La cuisine marocaine est une forme d’art à part entière, où les couleurs rivalisent avec les parfums pour créer une harmonie remarquable. Célèbre pour son raffinement et sa diversité exceptionnelle, elle est sans aucun doute l’une des plus grandes cuisines au monde. C’est toute une histoire.

Lire aussi : Traditions marocaines : le temps des moussems

Les origines

La cuisine du Maroc est un mélange de plusieurs influences culturelles, témoignant de l’histoire riche et complexe du pays. Selon les anthropologues, les Berbères y ont introduit des fruits tels que les dattes, les figues et les amandes. C’est à eux que l’on doit l’indétrônable tajine. Les Arabes ont apporté des épices telles que le cumin, le paprika et la cannelle, ainsi que des ingrédients comme le riz et les légumineuses. Ce sont eux qui ont inventé la fabuleuse ghriba, ce gâteau sec que l’on retrouve en Egypte et au Liban et qui a probablement voyagé avec l’empire islamique. Enfin, les juifs ont ramené des techniques culinaires spéciales et les Maures ont inventé de nouveaux mets comme la fameuse pastilla.
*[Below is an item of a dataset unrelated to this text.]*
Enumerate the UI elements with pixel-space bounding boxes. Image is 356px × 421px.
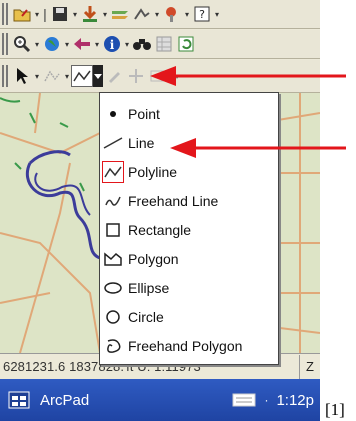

Parmi les ingrédients clés de la cuisine marocaine, on trouve les épices comme le cumin, la cannelle, le paprika, le curcuma, le gingembre, la menthe et la coriandre, ainsi que les herbes telles que le persil, la ciboulette et la menthe. L’huile d’olive, les agrumes comme le citron et l’orange, les légumes comme les tomates, les poivrons et les courgettes, sont également utilisés abondamment. Enfin, la viande, principalement l’agneau, mais aussi le poulet et le bœuf, ainsi que les poissons, sont indispensables pour préparer de savoureux plats marocains.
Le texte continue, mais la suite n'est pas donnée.